Futurismus mit Alpenblick
Im elften Stock des Dornbirner Hotels öffnet sich der Blick weit über das Rheintal bis zu den gezackten Gipfeln der Vorarlberger Alpen. Die Lobby – kühl, fast museal – wirkt wie ein stilles Gegenstück zur Herzlichkeit des Personals. Oben im Zimmer dann der filmreife Moment: Panoramafenster, ein großes, weiches Bett und draußen das Lichtermeer. Dieses „UFO der Hotellerie“ könnte mühelos als Basecamp der kommenden Tage dienen – ein Ort zwischen Rückzug und Aussicht, zwischen Klassik und Gegenwart. In Hohenems selbst ist der Dresscode fließend: Jeans oder Jackett, Perlen oder Pullover – alles erlaubt, solange man mit offenem Herzen hört.

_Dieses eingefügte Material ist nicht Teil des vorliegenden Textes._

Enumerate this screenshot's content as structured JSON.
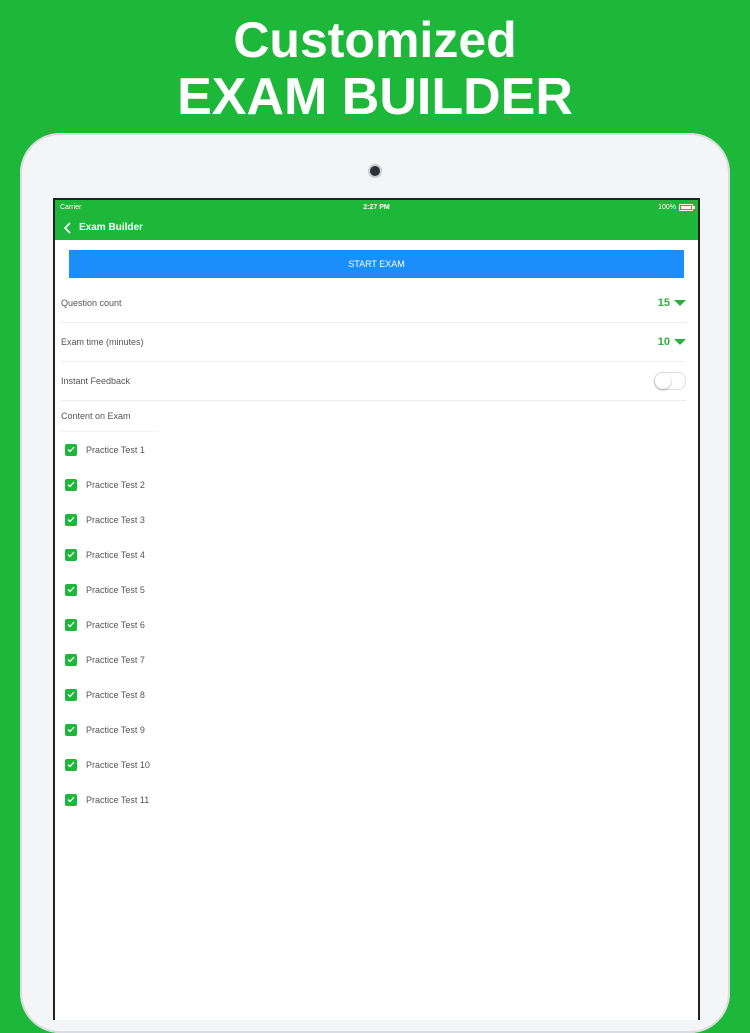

Panoramafrühstück und Käsekultur
Der Morgen beginnt mit einem Blick auf den Karren, den Dornbirner Hausberg. Spontan fällt die Entscheidung: Frühstück mit Aussicht. In der Seilbahn summt eine Gruppe junger Chorsänger einen Kanon – wie ein leises Präludium zum Tag. Oben breitet sich ein 360-Grad-Panorama aus: im Osten der Bodensee, im Süden die Schweizer Alpen. Im Panoramarestaurant dampfen goldgelbe Käsknöpfle, der Bergkäse schmilzt sanft, während der Milchkaffee duftet. Ein Frühstück, das nach Ankommen schmeckt. Danach: die Rappenlochschlucht. Wasser rauscht über moosbewachsene Felsen, Sonnenflecken tanzen auf dem Bach, der Weg windet sich zwischen Licht und Schatten. Mal wild, mal still. Ein Zwischenakt der Natur – bevor die Musik übernimmt.

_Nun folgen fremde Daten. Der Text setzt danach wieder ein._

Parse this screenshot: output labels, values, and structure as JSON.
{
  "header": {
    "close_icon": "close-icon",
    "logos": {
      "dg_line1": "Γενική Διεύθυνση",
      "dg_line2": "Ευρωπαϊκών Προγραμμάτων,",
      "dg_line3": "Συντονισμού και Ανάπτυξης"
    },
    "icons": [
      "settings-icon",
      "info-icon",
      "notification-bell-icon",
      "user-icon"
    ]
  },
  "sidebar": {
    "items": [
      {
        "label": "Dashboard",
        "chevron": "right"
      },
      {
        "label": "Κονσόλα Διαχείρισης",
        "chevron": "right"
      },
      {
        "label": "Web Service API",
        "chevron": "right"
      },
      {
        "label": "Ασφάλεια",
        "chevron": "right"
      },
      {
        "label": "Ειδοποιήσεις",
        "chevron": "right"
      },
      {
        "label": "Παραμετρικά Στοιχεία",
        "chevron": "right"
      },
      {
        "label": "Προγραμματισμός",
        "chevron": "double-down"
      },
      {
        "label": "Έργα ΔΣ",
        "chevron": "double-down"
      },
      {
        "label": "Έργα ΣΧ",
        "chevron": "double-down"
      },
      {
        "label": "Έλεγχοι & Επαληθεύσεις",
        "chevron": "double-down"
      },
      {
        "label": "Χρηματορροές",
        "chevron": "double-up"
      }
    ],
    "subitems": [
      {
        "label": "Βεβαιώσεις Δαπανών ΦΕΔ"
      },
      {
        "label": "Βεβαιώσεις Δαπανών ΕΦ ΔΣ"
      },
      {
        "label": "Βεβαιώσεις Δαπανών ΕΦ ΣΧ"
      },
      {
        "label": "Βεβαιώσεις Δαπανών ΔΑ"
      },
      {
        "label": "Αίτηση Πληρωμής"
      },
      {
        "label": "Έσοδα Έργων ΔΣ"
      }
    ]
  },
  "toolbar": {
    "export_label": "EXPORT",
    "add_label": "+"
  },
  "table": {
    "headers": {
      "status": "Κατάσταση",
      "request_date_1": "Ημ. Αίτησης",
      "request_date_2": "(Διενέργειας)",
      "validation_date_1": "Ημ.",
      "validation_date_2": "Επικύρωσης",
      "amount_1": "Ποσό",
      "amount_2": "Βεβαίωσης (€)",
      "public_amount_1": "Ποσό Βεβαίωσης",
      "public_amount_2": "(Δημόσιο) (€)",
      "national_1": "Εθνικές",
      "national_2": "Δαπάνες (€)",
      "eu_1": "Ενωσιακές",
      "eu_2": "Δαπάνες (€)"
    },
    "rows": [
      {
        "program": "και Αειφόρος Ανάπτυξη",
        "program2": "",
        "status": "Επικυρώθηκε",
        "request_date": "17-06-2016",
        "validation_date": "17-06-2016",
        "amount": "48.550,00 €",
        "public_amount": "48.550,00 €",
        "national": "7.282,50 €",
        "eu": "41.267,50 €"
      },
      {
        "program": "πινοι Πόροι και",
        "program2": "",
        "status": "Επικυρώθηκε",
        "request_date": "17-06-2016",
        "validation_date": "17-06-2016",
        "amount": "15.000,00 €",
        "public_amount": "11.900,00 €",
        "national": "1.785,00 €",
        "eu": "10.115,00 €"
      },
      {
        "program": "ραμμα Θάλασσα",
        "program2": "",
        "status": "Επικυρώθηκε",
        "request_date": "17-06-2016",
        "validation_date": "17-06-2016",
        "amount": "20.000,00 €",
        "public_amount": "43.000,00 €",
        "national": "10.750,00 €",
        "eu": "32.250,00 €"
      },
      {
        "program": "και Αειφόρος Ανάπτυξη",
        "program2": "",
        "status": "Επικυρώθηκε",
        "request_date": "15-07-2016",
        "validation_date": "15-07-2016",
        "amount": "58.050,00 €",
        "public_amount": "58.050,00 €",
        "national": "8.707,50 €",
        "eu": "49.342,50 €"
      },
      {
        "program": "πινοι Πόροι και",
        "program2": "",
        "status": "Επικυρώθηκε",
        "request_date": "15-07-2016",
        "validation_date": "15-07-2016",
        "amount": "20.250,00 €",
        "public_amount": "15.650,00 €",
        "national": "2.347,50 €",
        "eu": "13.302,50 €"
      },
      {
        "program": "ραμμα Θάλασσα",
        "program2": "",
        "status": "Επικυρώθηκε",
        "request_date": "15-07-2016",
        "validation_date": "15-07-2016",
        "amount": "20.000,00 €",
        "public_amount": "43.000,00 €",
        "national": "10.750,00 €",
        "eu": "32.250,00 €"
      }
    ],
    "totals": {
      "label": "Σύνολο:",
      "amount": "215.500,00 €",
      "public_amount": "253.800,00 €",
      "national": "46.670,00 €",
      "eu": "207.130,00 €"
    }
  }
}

Licht und Schatten – die Liederabende
Donnerstagabend, Markus Sittikus Saal, Hohenems. Der erste Liederabend beginnt mit gespannter Erwartung. Das Publikum ist kultiviert, erfahren, konzentriert. Als Bariton Samuel Hasselhorn und Pianist Ammiel Bushakevitz die Bühne betreten, wird es still. Die Akustik: legendär. Gespielt wird auf einem Steinway & Sons-Konzertflügel, dessen Klang den Raum füllt und zugleich auflädt. Die Musik ist intensiv, stellenweise düster – „Der blinde Knabe“ berührt besonders. Nach 90 Minuten endet das Konzert mit Standing Ovations und einer Mahler-Zugabe, die das Publikum zugleich bewegt und herausfordert. Zwei Tage später: gleiche Bühne, neue Stimmung. Julian Prégardien (Tenor) und Malcolm Martineau (Klavier) bringen Leichtigkeit und Klarheit. Die Texte leuchten, die Töne schwingen frei. „Jetzt bin ich drin – jetzt berührt es mich“, notiert eine Besucherin in ihr Programmheft. Am Ende: ehrlicher Applaus, keine Pflichthöflichkeit. Musik, die wirklich ankommt.

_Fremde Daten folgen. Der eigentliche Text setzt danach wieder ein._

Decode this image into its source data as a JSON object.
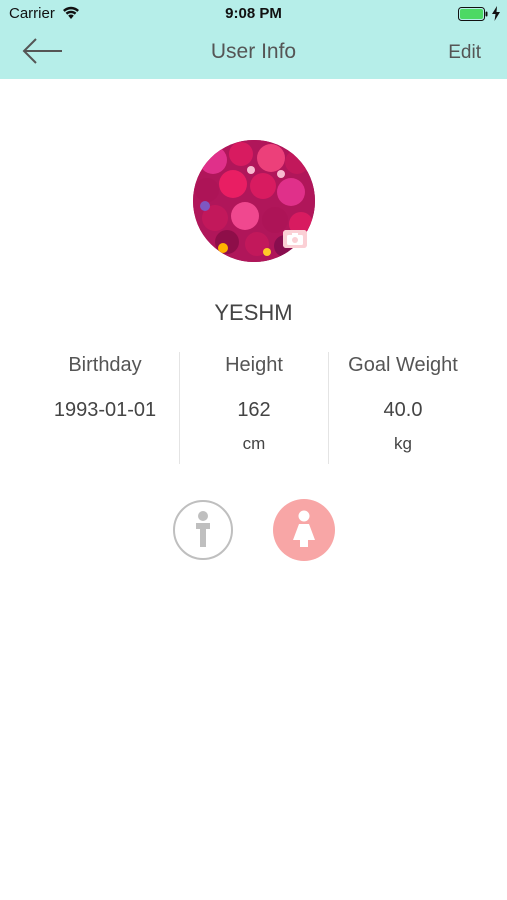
{
  "status_bar": {
    "carrier": "Carrier",
    "time": "9:08 PM"
  },
  "nav": {
    "title": "User Info",
    "edit_label": "Edit"
  },
  "profile": {
    "name": "YESHM"
  },
  "stats": [
    {
      "label": "Birthday",
      "value": "1993-01-01",
      "unit": ""
    },
    {
      "label": "Height",
      "value": "162",
      "unit": "cm"
    },
    {
      "label": "Goal Weight",
      "value": "40.0",
      "unit": "kg"
    }
  ],
  "gender": {
    "selected": "female"
  },
  "colors": {
    "header_bg": "#b6eee9",
    "female_active": "#f8a6a6",
    "male_inactive": "#bfbfbf",
    "battery": "#4cd964"
  },
  "icons": [
    "back-arrow-icon",
    "wifi-icon",
    "battery-icon",
    "charging-bolt-icon",
    "camera-icon",
    "male-icon",
    "female-icon"
  ]
}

Großes Finale mit dem Quatuor Ébène
Samstagabend, 20 Uhr. Das Kammerkonzert des Quatuor Ébène – ein elektrischer Moment. Der erste Ton von Beethoven trifft wie ein Funke. Die vier Musiker kommunizieren mit Blicken, Bewegungen, Atemzügen. In den leisesten Passagen herrscht fast sakrale Stille, im Forte knistert die Luft. Die Bratschistin zieht Blicke auf sich: leidenschaftlich, körperlich präsent, ein Ausdruck purer Hingabe. Für manche zu viel, für andere genau richtig – Gesprächsthema später an der Bar. Im zweiten Teil begegnen Debussy und Brahms derselben Intensität: technisches Können, feine Abstimmung, Spielfreude pur. Und mittendrin eine stille Institution: Reihe fünf, Dutt, Wolljacke, Opernglas – nennen wir sie „Madame Mottenkugel“. Sie wippt mit geschlossenen Augen, als kenne sie Schubert persönlich. Stammgast, Chronistin, Herz des Publikums.
Zwischen Klassik-Klischee und Popkultur
Was bleibt von Hohenems? Ein Festival, das auf Verzicht setzt – keine Effekte, kein Festivalzirkus, kein Lärm. Nur Musik. In ihrer reinsten Form. Und doch: 2025 fühlt sich anders an. Besucher posten vom Bergfrühstück, teilen Clips aus der Rappenlochschlucht, diskutieren abends beim Gin Tonic in der Hotelbar über musikalische Aha-Momente. Klassik trifft Alltag, Kunst fließt in die Timeline. Vielleicht ist genau das die postmoderne Schubertiade: Wenn Beethoven live erklingt – und später ein Meme über Bratschistinnen kursiert. Wenn Madame Mottenkugel jeden Takt mitwippt, als sei das ihr persönliches DJ-Set. Wenn jemand beim Heimweg durchs Dorf leise summt, ohne es zu merken. Am Sonntag, auf der Rückfahrt, läuft im Radio Schuberts Forellenquintett. Der Bodensee glitzert im Rückspiegel. Ein leises Lächeln bleibt – als Nachklang, der nicht enden will. Mehr Infos: Schubertiade – Home
Zum Autor
Christian Schwert ist Inhaber einer Beratungs- und Mediaagentur sowie Autor/Journalist für verschiedene Medien im Lifestyle- und Kulinarik-Segment.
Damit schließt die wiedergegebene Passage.